L’HUMANITE DIMANCHE
Le Front de gauche tient, les 24 et 25 septembre, ses journées parlementaires. À cette occasion, André Chassaigne, président du groupe GDR à l'Assemblée, explique pourquoi il faut « désintoxiquer » le pays de la finance et travailler avec les députés de gauche critiques à l'égard du gouvernement.
HD. Quel est l'état d'esprit des députés du front de gauche en cette rentrée parlementaire ?
André CHASSAIGNE.
Nous n'avons aucune illusion sur un changement de cap de la politique menée par le gouvernement. Mais nous conservons notre détermination à combattre sa dérive libérale menée sans complexe. Et nous ne lâcherons pas dans notre volonté d'infléchir ses orientations, notamment pour le dissuader de servir une nouvelle fois la soupe à un MEDEF mis en appétit par le rapport Combrexelle. Tout est fait aujourd'hui pour transformer notre droit du travail en bouc émissaire des difficultés économiques. Nous aurons une parole forte pour expliquer que les difficultés viennent de l'absence d'une harmonisation sociale de haut niveau en Europe et du triomphe de la logique du marché qui n'a cure de l'économie réelle et de l'emploi. Expliquer aussi que la conférence de Paris sur le climat ne pourra aboutir si nous ne posons pas collectivement le constat de l'impasse sociale et écologique dans laquelle nous conduit le modèle économique actuel.
HD. Le débat budgétaire est le grand rendez-vous parlementaire de cet automne, comment allez-vous l'aborder ?
André CHASSAIGNE.
Le gouvernement vient d'annoncer qu'il abandonnait le projet d'une grande réforme fiscale, pourtant si nécessaire à notre pays. Dans le même temps, il confirme les orientations du funeste « pacte de responsabilité » qui permettra aux entreprises de bénéficier d'une baisse de leurs prélèvements de 41 milliards d'euros en 2017. C'est inacceptable ! Notre système fiscal est profondément injuste et inefficace. Une politique de gauche serait de le rendre plus progressif, plus transparent et de mettre à contribution ceux qui en ont les moyens, les grandes entreprises et les foyers les plus fortunés, pour permettre à l'État et aux collectivités de mener une politique ambitieuse. Nous continuerons aussi à porter avec force nos propositions pour « désintoxiquer » notre pays des marchés financiers, favoriser l'investissement utile et créateur d'emploi, lutter contre la fraude et l'optimisation fiscales. Nous agirons pour qu'elles puissent faire l'objet d'initiatives communes dans l'hémicycle. C'est une étape essentielle à la construction de l'alternative à la politique libérale du gouvernement.
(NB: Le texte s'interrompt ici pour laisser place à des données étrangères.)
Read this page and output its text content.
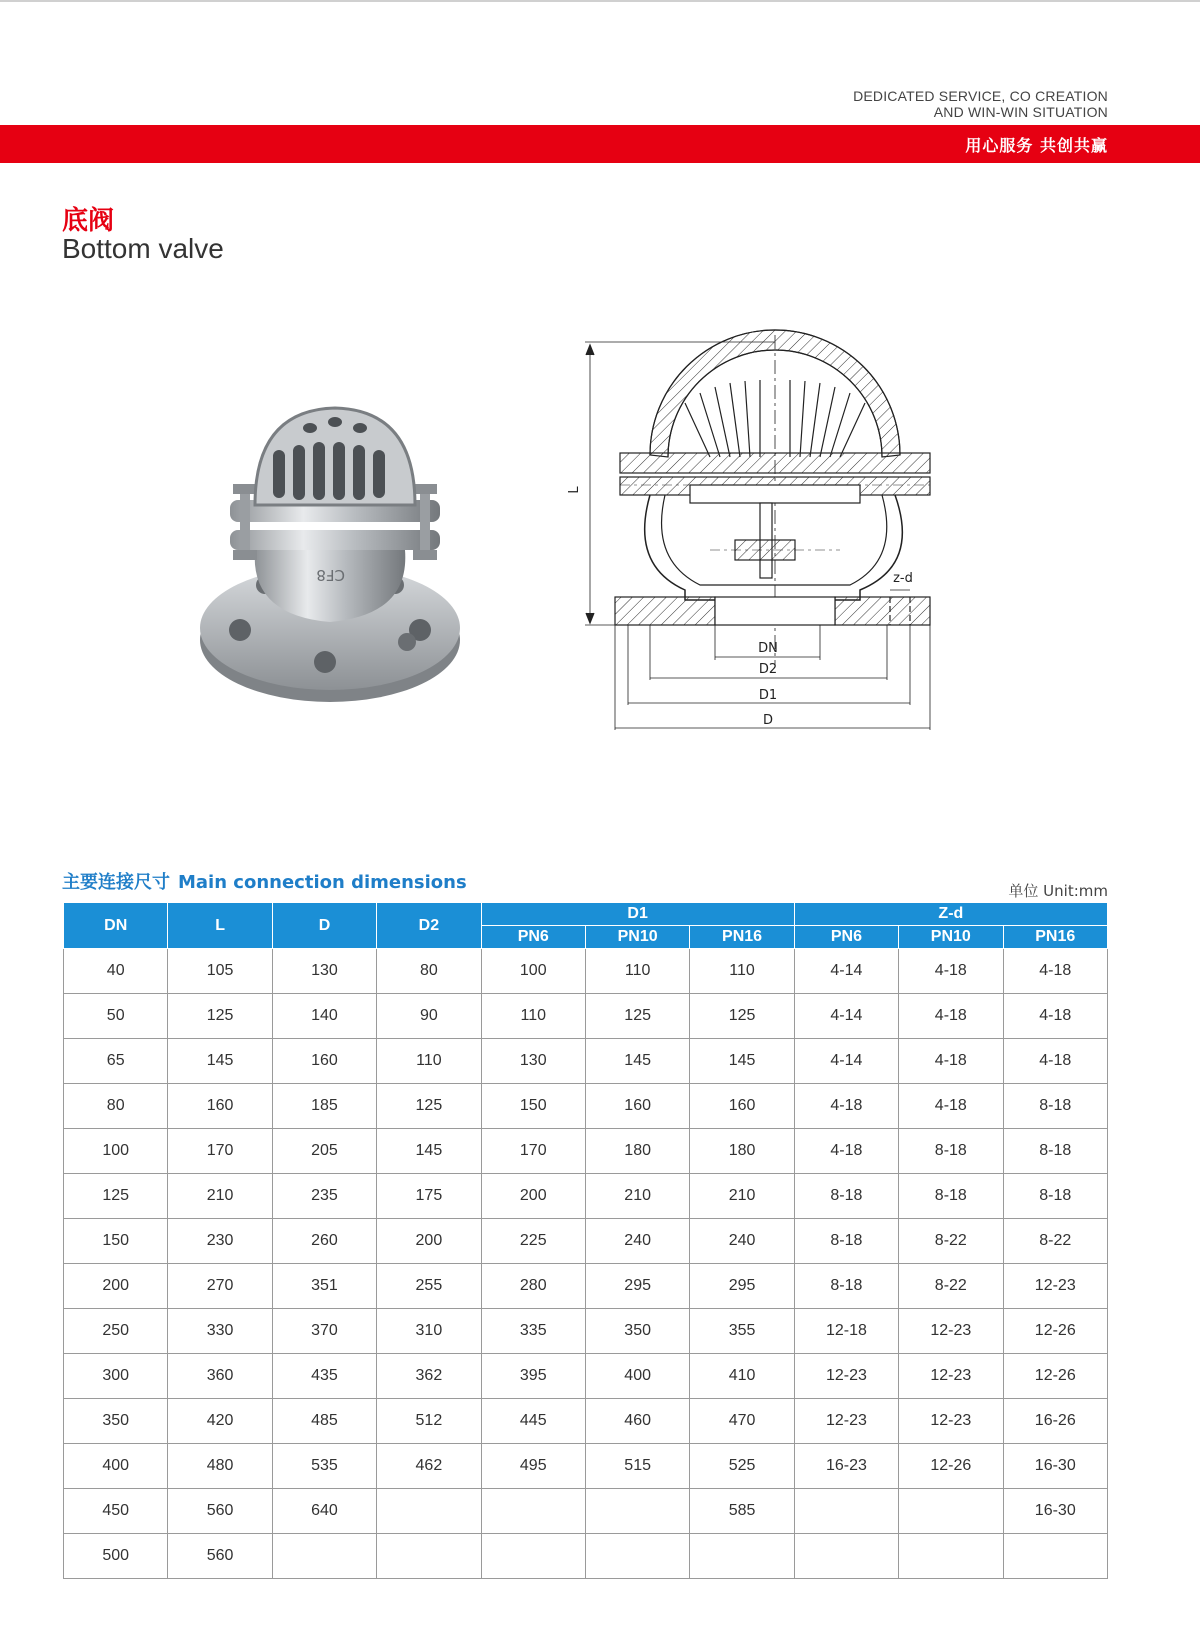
DEDICATED SERVICE, CO CREATION
AND WIN-WIN SITUATION
用心服务 共创共赢
底阀
Bottom valve
CF8
L
z-d
DN
D2
D1
D
主要连接尺寸 Main connection dimensions	单位 Unit:mm
DN	L	D	D2	D1			Z-d		
				PN6	PN10	PN16	PN6	PN10	PN16
40	105	130	80	100	110	110	4-14	4-18	4-18
50	125	140	90	110	125	125	4-14	4-18	4-18
65	145	160	110	130	145	145	4-14	4-18	4-18
80	160	185	125	150	160	160	4-18	4-18	8-18
100	170	205	145	170	180	180	4-18	8-18	8-18
125	210	235	175	200	210	210	8-18	8-18	8-18
150	230	260	200	225	240	240	8-18	8-22	8-22
200	270	351	255	280	295	295	8-18	8-22	12-23
250	330	370	310	335	350	355	12-18	12-23	12-26
300	360	435	362	395	400	410	12-23	12-23	12-26
350	420	485	512	445	460	470	12-23	12-23	16-26
400	480	535	462	495	515	525	16-23	12-26	16-30
450	560	640				585			16-30
500	560								
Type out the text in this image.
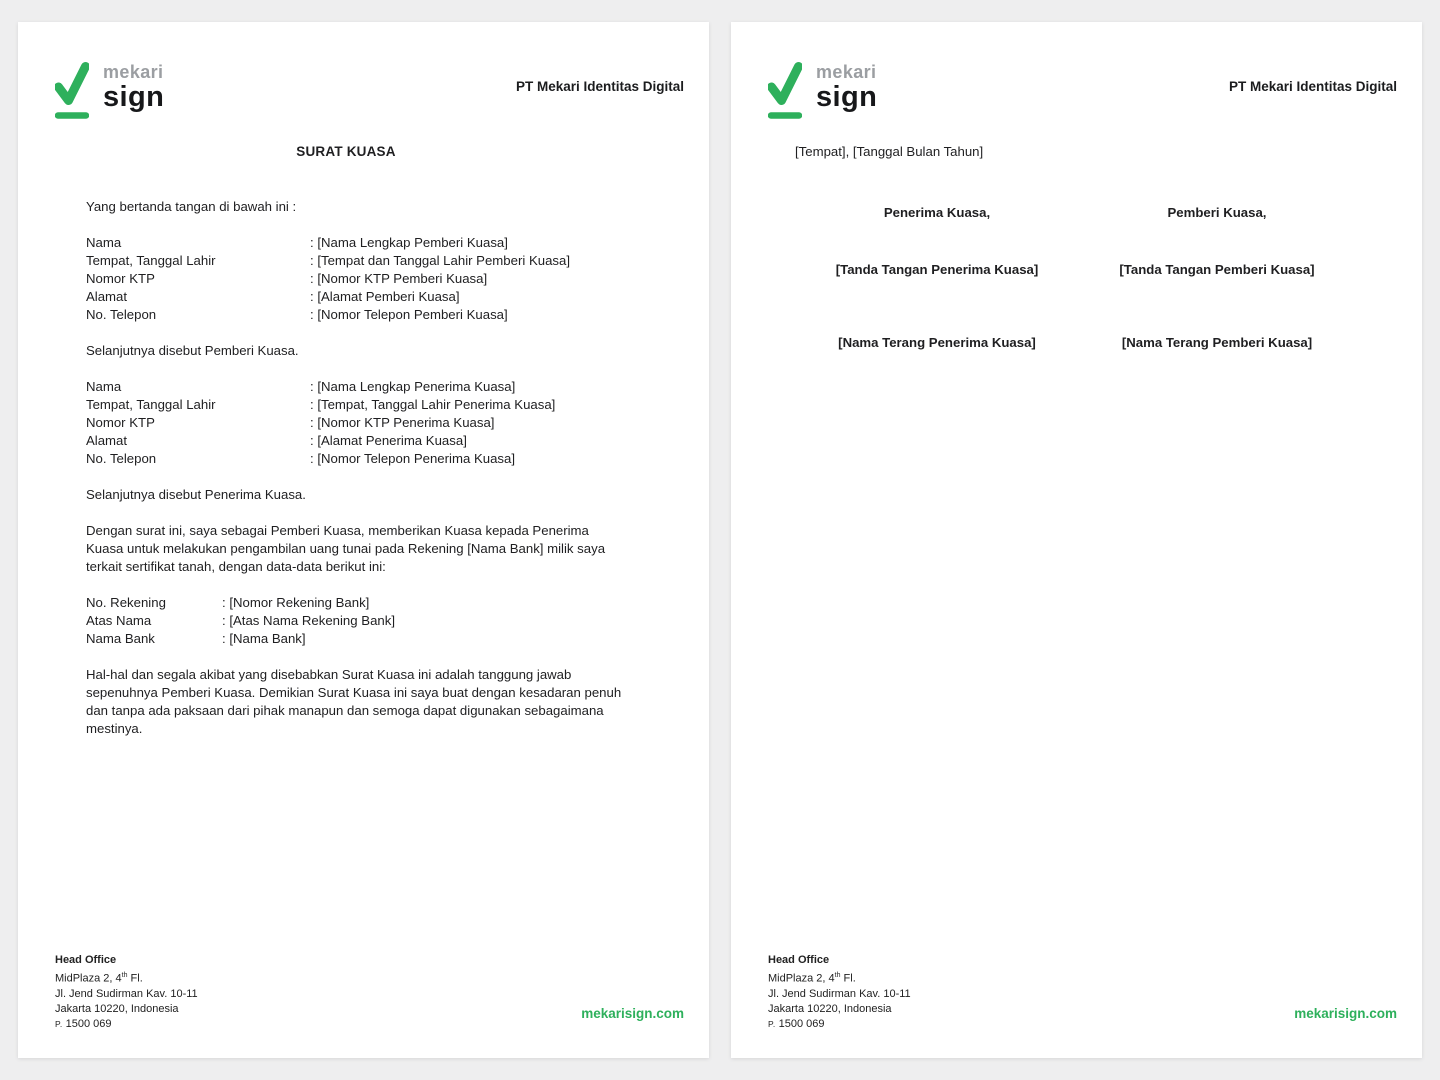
mekari
sign	PT Mekari Identitas Digital
SURAT KUASA
Yang bertanda tangan di bawah ini :
Nama	: [Nama Lengkap Pemberi Kuasa]
Tempat, Tanggal Lahir	: [Tempat dan Tanggal Lahir Pemberi Kuasa]
Nomor KTP	: [Nomor KTP Pemberi Kuasa]
Alamat	: [Alamat Pemberi Kuasa]
No. Telepon	: [Nomor Telepon Pemberi Kuasa]
Selanjutnya disebut Pemberi Kuasa.
Nama	: [Nama Lengkap Penerima Kuasa]
Tempat, Tanggal Lahir	: [Tempat, Tanggal Lahir Penerima Kuasa]
Nomor KTP	: [Nomor KTP Penerima Kuasa]
Alamat	: [Alamat Penerima Kuasa]
No. Telepon	: [Nomor Telepon Penerima Kuasa]
Selanjutnya disebut Penerima Kuasa.
Dengan surat ini, saya sebagai Pemberi Kuasa, memberikan Kuasa kepada Penerima
Kuasa untuk melakukan pengambilan uang tunai pada Rekening [Nama Bank] milik saya
terkait sertifikat tanah, dengan data-data berikut ini:
No. Rekening	: [Nomor Rekening Bank]
Atas Nama	: [Atas Nama Rekening Bank]
Nama Bank	: [Nama Bank]
Hal-hal dan segala akibat yang disebabkan Surat Kuasa ini adalah tanggung jawab
sepenuhnya Pemberi Kuasa. Demikian Surat Kuasa ini saya buat dengan kesadaran penuh
dan tanpa ada paksaan dari pihak manapun dan semoga dapat digunakan sebagaimana
mestinya.
Head Office
MidPlaza 2, 4th Fl.
Jl. Jend Sudirman Kav. 10-11
Jakarta 10220, Indonesia
P. 1500 069
mekarisign.com
mekari
sign	PT Mekari Identitas Digital
[Tempat], [Tanggal Bulan Tahun]
Penerima Kuasa,	Pemberi Kuasa,
[Tanda Tangan Penerima Kuasa]	[Tanda Tangan Pemberi Kuasa]
[Nama Terang Penerima Kuasa]	[Nama Terang Pemberi Kuasa]
Head Office
MidPlaza 2, 4th Fl.
Jl. Jend Sudirman Kav. 10-11
Jakarta 10220, Indonesia
P. 1500 069
mekarisign.com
HD. vous parlez d'initiatives communes avec d'autres députés : sous quelle forme ? Un nouveau groupe ?
André CHASSAIGNE.
Nous travaillons aujourd'hui au sein d'un groupe qui réunit deux composantes : les députés du Front de gauche et les députés ultramarins. Ce groupe de la Gauche démocrate et républicaine rassemble déjà des parlementaires de gauche libres dans leur expression. C'est sans doute ce qui fait sa force... et sa bonne santé ! Au-delà du groupe, sans se laisser impressionner par les déclarations du premier ministre proclamant qu'il n'y a pas d'alternative à gauche, les députés du Front de gauche multiplient les démarches pour faire émerger cette alternative constructive et force de propositions. Un exemple : lors du projet de loi Macron et du vote sur l'article 49-3, nous avons proposé à tous les « frondeurs » et aux « écolos » de porter une motion de censure de gauche. Nous avons, certes, échoué mais nous somme s convaincus que cette nécessité de construire des convergences finira par s'imposer tant elle est attendue par les citoyens. Aussi, en cette rentrée, nous avons décidé de concrétiser une collaboration avec d'autres députés de gauche en rupture avec la politique gouvernementale. Elle se traduira par des rencontres régulières pour un travail parlementaire commun. Quant à la construction d'un nouveau groupe, c'est un objectif que nous n'écartons pas. Mais pour que ce ne soit pas une simple alliance de circonstance, une telle démarche ne peut s'inscrire que dans un processus de travail collectif sur un projet commun. C'est ce que nous mettons en œuvre.